The Neighborhood Watch effort is concentrated in the center city and has been active for the past year. Athene and Richard Switzer, who live at Seventh and Cale, have spearheaded the program with volunteers meeting every two or three months.
A main focus of Friday's meeting was to talk about the resumption of school. Athene Switzer observed traffic through heavily populated neighborhoods seldom travels at 25 miles per hour.
"At 40, you can't stop if a child runs in front of you," Switzer said. "The neighborhood has a lot of blind spots in it. Drivers need to ask, 'Is it really worth it?' If you hit a person, you can't change that."
Switzer said the problem is compounded by children who generally do not look before walking into the street. Switzer attributed a lack of precaution to inadequate or lax parental supervision.
The main concern for watch organizers has been property damage and roaming youth with no neighborhood roots creating an intimidating atmosphere. After a year of observation and working closely with police, problems have decreased.
Officer Alvin Zabala, who was assigned to the Neighborhood Watch effort, has made regular visits to meetings. At Friday's meeting he shared the latest crime statistics. The total crime index for Monett had dropped from 365 a year ago to 199. Zabala attributed much of the drop to the efforts of Neighborhood Watch volunteers.
Specific instances showed property crimes, larceny thefts and burglaries were all down by 44 percent. Aggravated assaults and violent crimes were down by over 75 percent. Total assaults were down by 20 percent. The value of property lost due to theft has dropped in one year from $99,107 to $27,188.
Zabala said he is just as likely to be called to a problem in another part of town as in the center city, a distinct reversal of the concentrated scenario seen earlier.
"There's no downside to neighbors watching out for each other," Switzer said. "Alvin said he'd like to see the program go citywide."
When Switzer went to the Monett City Council a year ago seeking authorization to organize a Neighborhood Watch, she said she wanted to see people back out on their porches and residents walking in their neighborhoods. Both have been occurring, she said.
"Now the kids we see are neighborhood kids," she said. "The kids who come around know this is a safe area, and we're not going to tolerate problems."
"The kids wave to us. They know we're watching them," Richard Switzer said. "We know their parents, and we will go to them. We've had incidents of bullying.
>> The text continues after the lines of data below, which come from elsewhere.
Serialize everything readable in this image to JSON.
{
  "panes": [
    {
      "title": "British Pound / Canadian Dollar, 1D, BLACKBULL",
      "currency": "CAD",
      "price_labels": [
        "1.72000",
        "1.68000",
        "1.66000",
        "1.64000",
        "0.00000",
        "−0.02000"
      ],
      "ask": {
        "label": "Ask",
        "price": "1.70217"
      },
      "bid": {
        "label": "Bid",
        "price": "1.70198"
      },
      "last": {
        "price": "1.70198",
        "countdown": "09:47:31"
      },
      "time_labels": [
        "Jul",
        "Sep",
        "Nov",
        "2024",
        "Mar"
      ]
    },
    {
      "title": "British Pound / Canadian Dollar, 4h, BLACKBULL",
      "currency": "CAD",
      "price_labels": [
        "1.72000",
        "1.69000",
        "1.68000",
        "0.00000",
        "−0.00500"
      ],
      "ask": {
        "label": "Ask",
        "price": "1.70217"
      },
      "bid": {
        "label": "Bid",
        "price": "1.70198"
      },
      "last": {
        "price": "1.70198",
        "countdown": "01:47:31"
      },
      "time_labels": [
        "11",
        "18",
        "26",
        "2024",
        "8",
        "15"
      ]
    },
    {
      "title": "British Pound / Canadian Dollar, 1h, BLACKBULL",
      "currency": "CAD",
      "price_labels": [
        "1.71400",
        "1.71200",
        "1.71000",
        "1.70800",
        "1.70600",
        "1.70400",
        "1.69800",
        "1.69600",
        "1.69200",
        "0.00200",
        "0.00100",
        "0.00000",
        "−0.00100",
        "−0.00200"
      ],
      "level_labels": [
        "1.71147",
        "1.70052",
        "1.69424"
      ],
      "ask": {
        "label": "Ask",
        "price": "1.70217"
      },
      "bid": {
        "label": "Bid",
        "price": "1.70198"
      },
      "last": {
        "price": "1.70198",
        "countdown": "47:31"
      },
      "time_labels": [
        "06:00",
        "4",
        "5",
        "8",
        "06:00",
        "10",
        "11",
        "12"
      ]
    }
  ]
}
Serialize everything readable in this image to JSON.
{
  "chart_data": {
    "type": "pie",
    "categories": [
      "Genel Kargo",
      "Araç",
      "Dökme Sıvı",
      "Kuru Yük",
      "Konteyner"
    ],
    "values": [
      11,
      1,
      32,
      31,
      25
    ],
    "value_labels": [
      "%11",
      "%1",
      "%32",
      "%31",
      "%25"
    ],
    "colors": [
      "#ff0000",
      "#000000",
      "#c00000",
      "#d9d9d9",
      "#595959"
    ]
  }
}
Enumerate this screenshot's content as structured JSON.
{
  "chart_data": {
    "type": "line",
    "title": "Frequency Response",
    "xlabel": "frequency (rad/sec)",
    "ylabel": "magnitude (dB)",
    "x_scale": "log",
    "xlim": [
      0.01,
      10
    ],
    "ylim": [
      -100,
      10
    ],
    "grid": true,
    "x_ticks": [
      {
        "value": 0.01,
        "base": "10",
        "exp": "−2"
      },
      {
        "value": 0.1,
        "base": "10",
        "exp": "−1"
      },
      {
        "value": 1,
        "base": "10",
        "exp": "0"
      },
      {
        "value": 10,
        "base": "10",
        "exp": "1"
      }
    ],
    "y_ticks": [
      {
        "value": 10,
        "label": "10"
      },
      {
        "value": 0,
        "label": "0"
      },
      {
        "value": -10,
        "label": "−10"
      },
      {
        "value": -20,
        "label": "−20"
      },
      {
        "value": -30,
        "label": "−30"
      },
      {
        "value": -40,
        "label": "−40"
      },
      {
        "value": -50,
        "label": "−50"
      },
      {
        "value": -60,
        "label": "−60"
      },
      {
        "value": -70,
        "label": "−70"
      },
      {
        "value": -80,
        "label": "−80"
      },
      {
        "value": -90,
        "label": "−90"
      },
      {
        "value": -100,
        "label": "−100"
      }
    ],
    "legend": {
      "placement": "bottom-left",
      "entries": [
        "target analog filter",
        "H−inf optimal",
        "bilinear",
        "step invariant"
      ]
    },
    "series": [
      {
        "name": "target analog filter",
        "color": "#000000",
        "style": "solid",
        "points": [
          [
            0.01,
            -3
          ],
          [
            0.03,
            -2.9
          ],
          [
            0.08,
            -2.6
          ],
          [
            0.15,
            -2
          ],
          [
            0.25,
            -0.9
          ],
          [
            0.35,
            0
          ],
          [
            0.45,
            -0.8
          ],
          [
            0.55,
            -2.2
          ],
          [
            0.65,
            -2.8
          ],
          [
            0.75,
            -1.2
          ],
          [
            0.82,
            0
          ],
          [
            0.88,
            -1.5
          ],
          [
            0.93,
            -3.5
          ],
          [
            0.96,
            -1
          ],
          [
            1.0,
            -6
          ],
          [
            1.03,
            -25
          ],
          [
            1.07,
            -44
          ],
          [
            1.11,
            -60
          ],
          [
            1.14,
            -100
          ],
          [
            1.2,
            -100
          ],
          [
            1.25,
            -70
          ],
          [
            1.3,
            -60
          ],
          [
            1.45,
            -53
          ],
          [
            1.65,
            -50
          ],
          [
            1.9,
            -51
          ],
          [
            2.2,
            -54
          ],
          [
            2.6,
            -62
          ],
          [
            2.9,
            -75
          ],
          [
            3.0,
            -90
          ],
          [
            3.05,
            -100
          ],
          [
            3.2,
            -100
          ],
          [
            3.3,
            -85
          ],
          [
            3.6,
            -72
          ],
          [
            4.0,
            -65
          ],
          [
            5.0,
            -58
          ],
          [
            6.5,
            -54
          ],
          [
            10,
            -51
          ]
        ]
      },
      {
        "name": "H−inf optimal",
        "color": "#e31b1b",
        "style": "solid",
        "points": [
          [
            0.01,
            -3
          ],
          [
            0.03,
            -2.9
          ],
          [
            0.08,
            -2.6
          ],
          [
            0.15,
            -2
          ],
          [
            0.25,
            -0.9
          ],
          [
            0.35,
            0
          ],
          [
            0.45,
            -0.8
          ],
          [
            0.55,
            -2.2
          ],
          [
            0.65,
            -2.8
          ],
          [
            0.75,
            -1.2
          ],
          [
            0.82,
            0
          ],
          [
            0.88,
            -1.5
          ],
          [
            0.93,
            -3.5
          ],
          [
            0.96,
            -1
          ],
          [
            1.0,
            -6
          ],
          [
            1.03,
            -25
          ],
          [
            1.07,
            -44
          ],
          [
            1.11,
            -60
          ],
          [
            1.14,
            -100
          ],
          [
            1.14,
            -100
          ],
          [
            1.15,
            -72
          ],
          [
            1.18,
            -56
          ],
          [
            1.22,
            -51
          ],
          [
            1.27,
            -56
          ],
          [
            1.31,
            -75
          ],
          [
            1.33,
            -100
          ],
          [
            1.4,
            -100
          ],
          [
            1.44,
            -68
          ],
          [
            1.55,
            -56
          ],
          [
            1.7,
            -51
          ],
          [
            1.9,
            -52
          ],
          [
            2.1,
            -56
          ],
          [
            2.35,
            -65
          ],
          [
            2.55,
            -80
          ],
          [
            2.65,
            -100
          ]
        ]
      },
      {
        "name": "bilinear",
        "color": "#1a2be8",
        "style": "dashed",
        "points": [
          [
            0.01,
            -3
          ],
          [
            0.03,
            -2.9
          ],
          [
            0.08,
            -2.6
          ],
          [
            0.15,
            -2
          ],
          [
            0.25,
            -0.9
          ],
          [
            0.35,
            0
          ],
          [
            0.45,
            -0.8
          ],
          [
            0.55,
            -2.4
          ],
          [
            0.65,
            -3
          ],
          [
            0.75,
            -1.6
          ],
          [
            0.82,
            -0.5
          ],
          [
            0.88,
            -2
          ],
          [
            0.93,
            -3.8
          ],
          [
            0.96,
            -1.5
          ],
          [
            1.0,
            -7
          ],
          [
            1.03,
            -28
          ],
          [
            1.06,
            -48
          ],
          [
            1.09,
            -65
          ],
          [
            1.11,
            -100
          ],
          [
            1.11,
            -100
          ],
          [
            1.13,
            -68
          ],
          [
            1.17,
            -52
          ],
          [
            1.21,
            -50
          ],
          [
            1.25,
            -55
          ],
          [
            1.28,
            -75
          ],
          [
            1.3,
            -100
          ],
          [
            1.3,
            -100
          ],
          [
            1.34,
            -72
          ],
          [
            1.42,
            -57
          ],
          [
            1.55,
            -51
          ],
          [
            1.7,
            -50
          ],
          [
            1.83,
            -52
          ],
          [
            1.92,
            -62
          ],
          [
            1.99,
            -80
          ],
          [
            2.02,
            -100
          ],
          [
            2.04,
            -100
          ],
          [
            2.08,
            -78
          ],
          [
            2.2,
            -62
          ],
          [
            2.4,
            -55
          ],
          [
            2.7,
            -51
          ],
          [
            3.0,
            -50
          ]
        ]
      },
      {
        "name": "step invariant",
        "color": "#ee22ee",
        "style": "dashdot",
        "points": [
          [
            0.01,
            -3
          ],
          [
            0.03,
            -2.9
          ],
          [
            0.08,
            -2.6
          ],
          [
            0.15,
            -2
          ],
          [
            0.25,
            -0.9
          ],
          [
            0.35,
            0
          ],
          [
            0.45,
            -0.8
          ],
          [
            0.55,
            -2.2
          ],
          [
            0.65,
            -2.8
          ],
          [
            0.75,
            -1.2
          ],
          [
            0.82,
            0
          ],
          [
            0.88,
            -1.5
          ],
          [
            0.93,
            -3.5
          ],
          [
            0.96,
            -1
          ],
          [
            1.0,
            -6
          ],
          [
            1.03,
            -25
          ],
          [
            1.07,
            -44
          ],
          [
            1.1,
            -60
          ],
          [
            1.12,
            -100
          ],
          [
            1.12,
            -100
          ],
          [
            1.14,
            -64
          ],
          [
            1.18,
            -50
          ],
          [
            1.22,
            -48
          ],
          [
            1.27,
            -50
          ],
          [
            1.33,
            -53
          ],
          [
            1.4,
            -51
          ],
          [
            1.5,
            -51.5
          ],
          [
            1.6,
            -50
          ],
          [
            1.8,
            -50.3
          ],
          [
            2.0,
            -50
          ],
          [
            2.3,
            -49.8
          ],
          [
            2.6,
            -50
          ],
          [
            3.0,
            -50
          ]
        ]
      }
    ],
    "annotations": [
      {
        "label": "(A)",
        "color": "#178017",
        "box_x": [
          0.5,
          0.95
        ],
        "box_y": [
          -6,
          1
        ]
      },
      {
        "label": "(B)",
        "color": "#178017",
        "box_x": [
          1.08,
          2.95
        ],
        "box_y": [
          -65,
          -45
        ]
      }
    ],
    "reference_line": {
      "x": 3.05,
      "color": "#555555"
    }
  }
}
We've approached them and told them this will stop, and it has."
Zabala said volunteers will often get more results by talking to the parents rather than going to police. Richard Switzer said they have found going to parents respectfully, pointing out problems, has helped.
The volunteers asked if other parts of town are safe, particularly going to South Park. Zabala, who often goes running early in the day, said the only major concern at the park he's seen is running into skunks. More people are out walking and getting exercise, he said.
A recurring concern voiced to the group has been what to do about rundown properties, particularly rental houses that are not kept up and thus impact property values. Richard Switzer said property maintenance is beyond is scope of the Neighborhood Watch. Specific complaints need to be filed with the city.
"Props go to the Police Department," Athene Switzer said. "They have really worked with us on a lot of smaller stuff that would be normally brushed off. They've really stepped up for us."
Switzer also commended St. Lawrence Catholic Church for allowing the church basement to be used for meetings. She was pleased observations from neighbors had helped police arrest youth breaking into the church early in the formation of the Neighborhood Watch.
Residents in other parts of town are welcome to attend meetings of the Neighborhood Watch or drop by the Switzers' home at 310 Seventh St. for information on how to organize watches elsewhere in town.